Although you will need some AWS credentials to get data from the data lake, you can use the following environment variables:

```bash
AWS_ACCESS_KEY_ID=your_access_key_id
AWS_SECRET_ACCESS_KEY=your_secret_access_key
AWS_DEFAULT_REGION=your_region
```

This is important that we will use assumed role to get data from the data lake.

## Usage Examples

### 1. Sending Data

```python
from weni_datalake_sdk.clients.client import send_data
from weni_datalake_sdk.paths.your_path import YourPath

# Prepare your data
data = {
    "field1": "value1",
    "field2": "value2"
}

# Send data using a path class
send_data(YourPath, data)

# Or using an instantiated path
path = YourPath()
send_data(path, data)
```

### 2. Send Event Data

```python
from weni_datalake_sdk.clients.client import send_event_data
from weni_datalake_sdk.paths.events_path import EventPath

# Prepare your data
data = {
    "event_name": "event_name",
    "key": "key",
    "value": "value",
    "value_type": "value_type",
    "date": "2021-01-01",
    "project": "project_uuid",
    "contact_urn": "contact_urn",
    "metadata": {
        "field1": "value1",
        "field2": "value2"
    }
}
```

### 2. Get Message Templates

```python
from weni_datalake_sdk.clients.redshift.message_templates import get_message_templates

# Get templates with specific parameters
result = get_message_templates(
    contact_urn="contact123",
    template_uuid="template_uuid"
)

```

### 3. Get Traces

```python
from weni_datalake_sdk.clients.redshift.traces import get_traces

# Get traces with query parameters
result = get_traces(
    query_params={
        "message_uuid": "123e4567-e89b-12d3-a456-426614174000"
    }
)
```

### 4. Get Events

```python
from weni_datalake_sdk.clients.redshift.events import get_events    

# Get events with query parameters
result = get_events(
    query_params={
        "date_start": "2021-01-01", # date_start is required
        "date_end": "2021-01-01", # date_end is required
        "project": "project_uuid", # project is optional
        "event_type": "event_type", # event_type is optional
        "contact_urn": "contact_urn", # contact_urn is optional
        "event_name": "event_name", # event_name is optional
        "key": "key", # key is optional
        "value": "value", # value is optional
        "value_type": "value_type" # value_type is optional
    }
)
```

## Error Handling

The SDK includes proper error handling. Always wrap your calls in try-except blocks:

```python
try:
    result = get_message_templates(template_id="template123")
except Exception as e:
    print(f"Error: {e}")
```

## Best Practices

1. **Environment Variables**: Always ensure all required environment variables are set before using the SDK.
2. **Path Validation**: Use proper path classes instead of raw strings.
3. **Error Handling**: Implement proper error handling in your code.
4. **Data Types**: Ensure you're passing the correct data types for each parameter.
5. **Security**: Never hardcode sensitive information like tokens or credentials.

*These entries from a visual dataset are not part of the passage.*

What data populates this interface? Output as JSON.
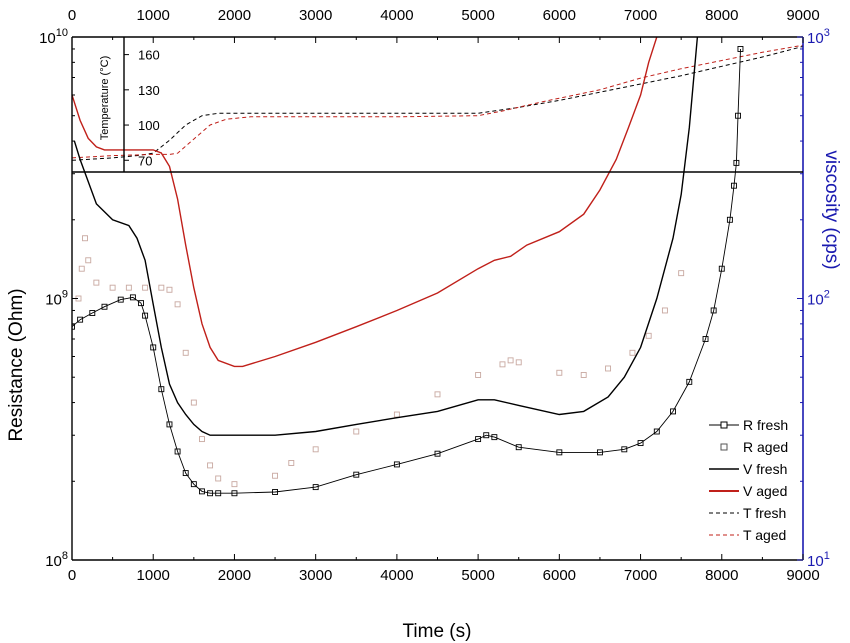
{
  "chart_data": {
    "type": "line",
    "title": "",
    "xlabel": "Time (s)",
    "ylabel": "Resistance (Ohm)",
    "y2label": "viscosity (cps)",
    "inset_ylabel": "Temperature (°C)",
    "xlim": [
      0,
      9000
    ],
    "ylim": [
      100000000,
      10000000000
    ],
    "y2lim": [
      10,
      1000
    ],
    "y_scale": "log",
    "y2_scale": "log",
    "x_ticks": [
      "0",
      "1000",
      "2000",
      "3000",
      "4000",
      "5000",
      "6000",
      "7000",
      "8000",
      "9000"
    ],
    "y_ticks": [
      {
        "base": "10",
        "exp": "8",
        "value": 100000000
      },
      {
        "base": "10",
        "exp": "9",
        "value": 1000000000
      },
      {
        "base": "10",
        "exp": "10",
        "value": 10000000000
      }
    ],
    "y2_ticks": [
      {
        "base": "10",
        "exp": "1",
        "value": 10
      },
      {
        "base": "10",
        "exp": "2",
        "value": 100
      },
      {
        "base": "10",
        "exp": "3",
        "value": 1000
      }
    ],
    "inset_ticks": [
      "70",
      "100",
      "130",
      "160"
    ],
    "inset_ylim": [
      60,
      175
    ],
    "legend_position": "bottom-right",
    "grid": false,
    "colors": {
      "fresh": "#000000",
      "aged": "#c0201a",
      "r_aged_marker": "#c8a8a0",
      "right_axis": "#1a1ab0"
    },
    "series": [
      {
        "name": "R fresh",
        "axis": "left",
        "style": "markers-line",
        "color": "#000000",
        "x": [
          0,
          100,
          250,
          400,
          600,
          750,
          850,
          900,
          1000,
          1100,
          1200,
          1300,
          1400,
          1500,
          1600,
          1700,
          1800,
          2000,
          2500,
          3000,
          3500,
          4000,
          4500,
          5000,
          5100,
          5200,
          5500,
          6000,
          6500,
          6800,
          7000,
          7200,
          7400,
          7600,
          7800,
          7900,
          8000,
          8100,
          8150,
          8180,
          8200,
          8230
        ],
        "y": [
          780000000,
          830000000,
          880000000,
          930000000,
          990000000,
          1010000000,
          960000000,
          860000000,
          650000000,
          450000000,
          330000000,
          260000000,
          215000000,
          195000000,
          183000000,
          180000000,
          180000000,
          180000000,
          182000000,
          190000000,
          212000000,
          232000000,
          255000000,
          290000000,
          300000000,
          295000000,
          270000000,
          258000000,
          258000000,
          265000000,
          280000000,
          310000000,
          370000000,
          480000000,
          700000000,
          900000000,
          1300000000,
          2000000000,
          2700000000,
          3300000000,
          5000000000,
          9000000000
        ]
      },
      {
        "name": "R aged",
        "axis": "left",
        "style": "markers",
        "color": "#c8a8a0",
        "x": [
          80,
          120,
          160,
          200,
          300,
          500,
          700,
          900,
          1100,
          1200,
          1300,
          1400,
          1500,
          1600,
          1700,
          1800,
          2000,
          2500,
          2700,
          3000,
          3500,
          4000,
          4500,
          5000,
          5300,
          5400,
          5500,
          6000,
          6300,
          6600,
          6900,
          7100,
          7300,
          7500
        ],
        "y": [
          1000000000,
          1300000000,
          1700000000,
          1400000000,
          1150000000,
          1100000000,
          1100000000,
          1100000000,
          1100000000,
          1080000000,
          950000000,
          620000000,
          400000000,
          290000000,
          230000000,
          205000000,
          195000000,
          210000000,
          235000000,
          265000000,
          310000000,
          360000000,
          430000000,
          510000000,
          560000000,
          580000000,
          570000000,
          520000000,
          510000000,
          540000000,
          620000000,
          720000000,
          900000000,
          1250000000
        ]
      },
      {
        "name": "V fresh",
        "axis": "right",
        "style": "line",
        "color": "#000000",
        "x": [
          30,
          100,
          300,
          500,
          700,
          800,
          900,
          1000,
          1100,
          1200,
          1300,
          1400,
          1500,
          1600,
          1700,
          2000,
          2500,
          3000,
          3500,
          4000,
          4500,
          5000,
          5200,
          5500,
          6000,
          6300,
          6600,
          6800,
          7000,
          7200,
          7400,
          7500,
          7600,
          7700
        ],
        "y": [
          400,
          340,
          230,
          200,
          190,
          170,
          140,
          95,
          65,
          47,
          40,
          36,
          33,
          31,
          30,
          30,
          30,
          31,
          33,
          35,
          37,
          41,
          41,
          39,
          36,
          37,
          42,
          50,
          65,
          100,
          170,
          250,
          450,
          1000
        ]
      },
      {
        "name": "V aged",
        "axis": "right",
        "style": "line",
        "color": "#c0201a",
        "x": [
          0,
          100,
          200,
          300,
          400,
          600,
          800,
          1000,
          1100,
          1200,
          1300,
          1400,
          1500,
          1600,
          1700,
          1800,
          2000,
          2100,
          2500,
          3000,
          3500,
          4000,
          4500,
          5000,
          5200,
          5400,
          5600,
          6000,
          6300,
          6500,
          6700,
          6850,
          7000,
          7100,
          7200,
          7300
        ],
        "y": [
          600,
          480,
          410,
          380,
          370,
          370,
          370,
          370,
          360,
          320,
          240,
          160,
          110,
          80,
          65,
          58,
          55,
          55,
          60,
          68,
          78,
          90,
          105,
          130,
          140,
          145,
          160,
          180,
          210,
          260,
          340,
          450,
          600,
          800,
          1000,
          1200
        ]
      },
      {
        "name": "T fresh",
        "axis": "inset",
        "style": "dashed",
        "color": "#000000",
        "x": [
          0,
          500,
          800,
          1000,
          1200,
          1400,
          1600,
          1800,
          2000,
          3000,
          4000,
          5000,
          5500,
          6000,
          6500,
          7000,
          7500,
          8000,
          8500,
          9000
        ],
        "y": [
          70,
          72,
          74,
          76,
          87,
          100,
          108,
          110,
          110,
          110,
          110,
          110,
          115,
          121,
          128,
          135,
          142,
          150,
          158,
          167
        ]
      },
      {
        "name": "T aged",
        "axis": "inset",
        "style": "dashed",
        "color": "#c0201a",
        "x": [
          0,
          500,
          1000,
          1200,
          1300,
          1500,
          1700,
          1900,
          2200,
          3000,
          4000,
          5000,
          5300,
          5800,
          6500,
          7000,
          7500,
          8000,
          8500,
          9000
        ],
        "y": [
          72,
          74,
          75,
          75,
          76,
          88,
          100,
          105,
          107,
          107,
          107,
          108,
          112,
          120,
          130,
          140,
          148,
          155,
          162,
          168
        ]
      }
    ]
  }
}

## Common Issues and Solutions

1. **Connection Issues**
   - Ensure `DATALAKE_SERVER_ADDRESS` is correct and accessible
   - Check your network connectivity

2. **Authentication Errors**
   - Verify your AWS credentials are properly configured
   - Check if `REDSHIFT_SECRET` and `REDSHIFT_ROLE_ARN` are correct

3. **Missing Environment Variables**
   - Double-check all required environment variables are set
   - Use a `.env` file for local development

## Contributing

For contributing to this SDK, please follow these steps:

1. Fork the repository
2. Create a feature branch
3. Commit your changes
4. Push to the branch
5. Create a Pull Request

## License

This project is licensed under the MIT License - see the [LICENSE](LICENSE) file for details.